20 de nov de 2013

4 razões para você (tentar) parar de comer batata frita

Douradas, sequinhas, frescas e crocantes. Se não fossem as pesquisas e as informações nutricionais, seria difícil de acreditar que algo tão saboroso como uma porção de batata frita é, na verdade, quase que um veneno para o corpo. E essa preocupação é válida não só para quem está de dieta.

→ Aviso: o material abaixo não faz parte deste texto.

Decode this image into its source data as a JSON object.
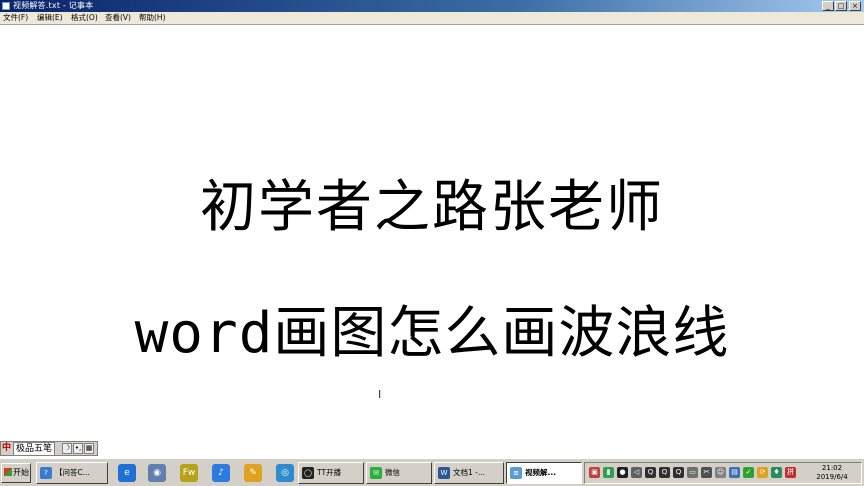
{
  "window": {
    "title": "视频解答.txt - 记事本",
    "controls": {
      "minimize": "_",
      "maximize": "□",
      "close": "×"
    }
  },
  "menu": [
    {
      "label": "文件(F)"
    },
    {
      "label": "编辑(E)"
    },
    {
      "label": "格式(O)"
    },
    {
      "label": "查看(V)"
    },
    {
      "label": "帮助(H)"
    }
  ],
  "document": {
    "line1": "初学者之路张老师",
    "line2_latin": "word",
    "line2_cjk": "画图怎么画波浪线"
  },
  "ime": {
    "logo": "中",
    "name": "极品五笔",
    "mode_moon": "☽",
    "mode_dots": "•,",
    "mode_kbd": "▦"
  },
  "taskbar": {
    "start_label": "开始",
    "quick_launch": [
      {
        "icon": "ie-icon",
        "glyph": "e",
        "color": "#1e6fd6"
      },
      {
        "icon": "explorer-icon",
        "glyph": "◉",
        "color": "#5f7fae"
      },
      {
        "icon": "fireworks-icon",
        "glyph": "Fw",
        "color": "#b7a21a"
      },
      {
        "icon": "music-note-icon",
        "glyph": "♪",
        "color": "#2c7be0"
      },
      {
        "icon": "pen-tool-icon",
        "glyph": "✎",
        "color": "#e0a020"
      },
      {
        "icon": "media-disc-icon",
        "glyph": "◎",
        "color": "#2f8bd0"
      }
    ],
    "windows": [
      {
        "label": "【问答C...",
        "icon": "question-icon",
        "glyph": "?",
        "color": "#3a7ad0",
        "active": false
      },
      {
        "label": "TT开播",
        "icon": "broadcast-icon",
        "glyph": "◯",
        "color": "#222222",
        "active": false
      },
      {
        "label": "微信",
        "icon": "wechat-icon",
        "glyph": "✉",
        "color": "#2aae3e",
        "active": false
      },
      {
        "label": "文档1 -...",
        "icon": "word-icon",
        "glyph": "W",
        "color": "#2b5797",
        "active": false
      },
      {
        "label": "视频解...",
        "icon": "notepad-icon",
        "glyph": "≡",
        "color": "#5b9bd5",
        "active": true
      }
    ],
    "tray_icons": [
      {
        "icon": "tray-app-icon-1",
        "glyph": "▣",
        "color": "#c04040"
      },
      {
        "icon": "tray-app-icon-2",
        "glyph": "▮",
        "color": "#30a050"
      },
      {
        "icon": "tray-record-icon",
        "glyph": "●",
        "color": "#202020"
      },
      {
        "icon": "tray-volume-icon",
        "glyph": "◁",
        "color": "#606060"
      },
      {
        "icon": "tray-qq-icon-1",
        "glyph": "Q",
        "color": "#303030"
      },
      {
        "icon": "tray-qq-icon-2",
        "glyph": "Q",
        "color": "#303030"
      },
      {
        "icon": "tray-qq-icon-3",
        "glyph": "Q",
        "color": "#303030"
      },
      {
        "icon": "tray-disk-icon",
        "glyph": "▭",
        "color": "#707070"
      },
      {
        "icon": "tray-tool-icon",
        "glyph": "✂",
        "color": "#505050"
      },
      {
        "icon": "tray-chat-icon",
        "glyph": "☺",
        "color": "#808080"
      },
      {
        "icon": "tray-network-icon",
        "glyph": "▤",
        "color": "#3a70b0"
      },
      {
        "icon": "tray-security-icon",
        "glyph": "✓",
        "color": "#30a030"
      },
      {
        "icon": "tray-update-icon",
        "glyph": "⟳",
        "color": "#e0a020"
      },
      {
        "icon": "tray-shield-icon",
        "glyph": "♦",
        "color": "#2a8c5a"
      },
      {
        "icon": "tray-ime-icon",
        "glyph": "拼",
        "color": "#c03030"
      }
    ],
    "clock_time": "21:02",
    "clock_date": "2019/6/4"
  }
}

De acordo com a nutricionista Bianca Evans, essas guloseimas são prejudiciais em suas diversas formas: desde a batata pré-frita e congelada até os salgadinhos industrializados, passando pela versão descascada, cortada e frita em casa. Por isso, maneiras alternativas de preparo, como cozinhar e assar no forno, são maneiras bem-vindas de manter parte do sabor sem afetar a saúde, segundo ela. A seguir você confere o que há de tão perigoso nessa delícia, ainda mais quando consumida em excesso.
Gorduras saturadas
Tanto as batatas pré-fritas congeladas quanto as tipo chips são ricas em gordura saturada. Dependendo da marca, uma xícara de batata palha, por exemplo, pode ter 20 gramas de gorduras totais, o que representa mais de 35% do valor diário de referência de consumo, em uma dieta de 2.000 calorias. Essa mesma quantidade pode levar 10g de saturadas (45% do VDR).
Uma porção de 50 gramas de batata chips pode ser ainda pior, já que há marcas em que há quase 20 gramas de gordura, sendo 17 gramas do tipo saturado (quase 80% do indicado por dia). Já uma porção de 85 gramas de batata inglesa frita em casa (12 tirinhas) tem 10 gramas de gorduras (quase 20% do VDR).

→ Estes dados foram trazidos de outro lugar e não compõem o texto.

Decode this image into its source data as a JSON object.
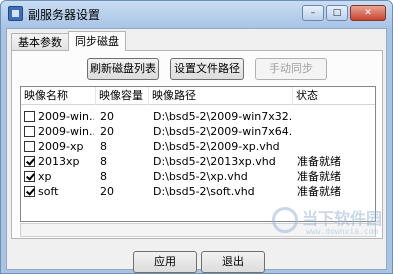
{
  "window": {
    "title": "副服务器设置"
  },
  "tabs": [
    {
      "label": "基本参数",
      "active": false
    },
    {
      "label": "同步磁盘",
      "active": true
    }
  ],
  "toolbar": {
    "refresh": "刷新磁盘列表",
    "set_path": "设置文件路径",
    "manual_sync": "手动同步"
  },
  "table": {
    "headers": [
      "映像名称",
      "映像容量",
      "映像路径",
      "状态"
    ],
    "rows": [
      {
        "checked": false,
        "name": "2009-win...",
        "size": "20",
        "path": "D:\\bsd5-2\\2009-win7x32....",
        "status": ""
      },
      {
        "checked": false,
        "name": "2009-win...",
        "size": "20",
        "path": "D:\\bsd5-2\\2009-win7x64....",
        "status": ""
      },
      {
        "checked": false,
        "name": "2009-xp",
        "size": "8",
        "path": "D:\\bsd5-2\\2009-xp.vhd",
        "status": ""
      },
      {
        "checked": true,
        "name": "2013xp",
        "size": "8",
        "path": "D:\\bsd5-2\\2013xp.vhd",
        "status": "准备就绪"
      },
      {
        "checked": true,
        "name": "xp",
        "size": "8",
        "path": "D:\\bsd5-2\\xp.vhd",
        "status": "准备就绪"
      },
      {
        "checked": true,
        "name": "soft",
        "size": "20",
        "path": "D:\\bsd5-2\\soft.vhd",
        "status": "准备就绪"
      }
    ]
  },
  "footer": {
    "apply": "应用",
    "exit": "退出"
  },
  "watermark": {
    "text": "当下软件园",
    "url": "www.downxia.com"
  }
}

Esse excesso é prejudicial ao organismo já que, além de engordar, pode provocar problemas cardiovasculares, nas artérias e no coração, aumentar o colesterol ruim (LDL), a pressão arterial e provocar doenças como diabetes.
Gorduras trans
A conservação das batatas industrializadas (pré-fritas, servidas em redes de fast-food ou do tipo salgadinho) depende, em alguns casos, das gorduras trans (formadas pelo processo de hidrogenação dos óleos vegetais). Esse tipo de ácido graxo é um dos grandes vilões da saúde, pois é capaz de aumentar o colesterol ruim e abaixar o nível de colesterol bom (HDL), além de estar associado à incidência de câncer e de doenças cardiovasculares.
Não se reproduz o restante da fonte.